After that ,I´ve got genus and geometric density of spherical tesselation expresions in a new method.
Then I see Their Poincare Groups ( of each above Riemann Surfaces) as index normal finite subgroup of Г(2) (Thanks to Modular Function Lambda).
Then I calculate signature of these fuchisian Groups.
Finally I see there are only nine ( of above Riemann Surfaces) more Dihedrical cases.

I think my idea is a new interpretation of Schwarz triangles , different one to the Famous Schwarz Classification based on 14 Schwarz triangles +Dihedrical cases.

Klein in its The Icosahedron (Dover 1956,p.56) give us a Albebraic Curve
x=x(n)
for the Octahedro (432) also for Tethaedro and Icosahedro..
In order to obtain it , He works with different Invariants Forms.
And in its Vorlesungen Uber die Hipergeometriche funktion (1933, p.229) make this for (5/2,3,2).

In my work I tried to classify all (Platonic Solid,Kepler-Poinsot Solids and in General Schwarz Triangles) of these Algebraic Curves.

In my notation
z=z(w).

I define a Riemann Surface associate to each Regular Tesselation. And after that for Schwarz Triangles.
.

I know Puiseux series in Branch Points.of

1) Proyection z --------> w
2) " w --------> z

and Total Order of Branch.(thanks to Hypergeometric Functions)

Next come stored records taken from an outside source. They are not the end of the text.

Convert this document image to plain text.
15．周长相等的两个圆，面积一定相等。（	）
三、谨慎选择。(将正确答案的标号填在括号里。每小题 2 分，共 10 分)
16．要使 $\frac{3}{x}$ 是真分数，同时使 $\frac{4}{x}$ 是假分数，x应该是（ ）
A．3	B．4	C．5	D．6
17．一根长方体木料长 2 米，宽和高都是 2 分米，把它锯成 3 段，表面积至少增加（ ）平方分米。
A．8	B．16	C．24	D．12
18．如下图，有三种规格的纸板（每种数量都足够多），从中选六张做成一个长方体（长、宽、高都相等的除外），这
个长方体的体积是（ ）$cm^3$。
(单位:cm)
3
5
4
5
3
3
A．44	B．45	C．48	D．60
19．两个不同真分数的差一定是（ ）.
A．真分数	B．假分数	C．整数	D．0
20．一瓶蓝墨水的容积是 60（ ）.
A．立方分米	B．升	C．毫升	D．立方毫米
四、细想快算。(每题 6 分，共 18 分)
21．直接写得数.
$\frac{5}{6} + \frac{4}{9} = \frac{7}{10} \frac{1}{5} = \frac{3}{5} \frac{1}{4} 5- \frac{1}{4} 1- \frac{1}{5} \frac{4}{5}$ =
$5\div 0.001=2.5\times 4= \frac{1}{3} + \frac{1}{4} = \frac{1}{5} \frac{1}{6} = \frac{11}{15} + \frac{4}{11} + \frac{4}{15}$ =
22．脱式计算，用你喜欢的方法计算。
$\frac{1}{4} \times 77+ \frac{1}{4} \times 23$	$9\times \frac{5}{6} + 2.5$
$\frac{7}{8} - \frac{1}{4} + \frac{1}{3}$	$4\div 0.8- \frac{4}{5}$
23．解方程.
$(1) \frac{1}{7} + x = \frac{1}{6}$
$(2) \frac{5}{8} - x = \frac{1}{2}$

Mixing around this concept I can obtain Algebraic Genus and Geometric Density (for overlapping Tesselation) formulas. For cases of Finite Regular Spherical Tesselation are the same than Coxeter Formulas. (Page.32 ,3.1.1,1 and Page 38, 3.1.2,2)
For Schwarz Triangles genus´s is new ( Page 68, 4.3,1) ( Page 69,4.5,1)

Also I , and for Finite Regular Spherical Tesselation I work with regular nets on a Riemann Surface and I obtain with this methode genus same formula.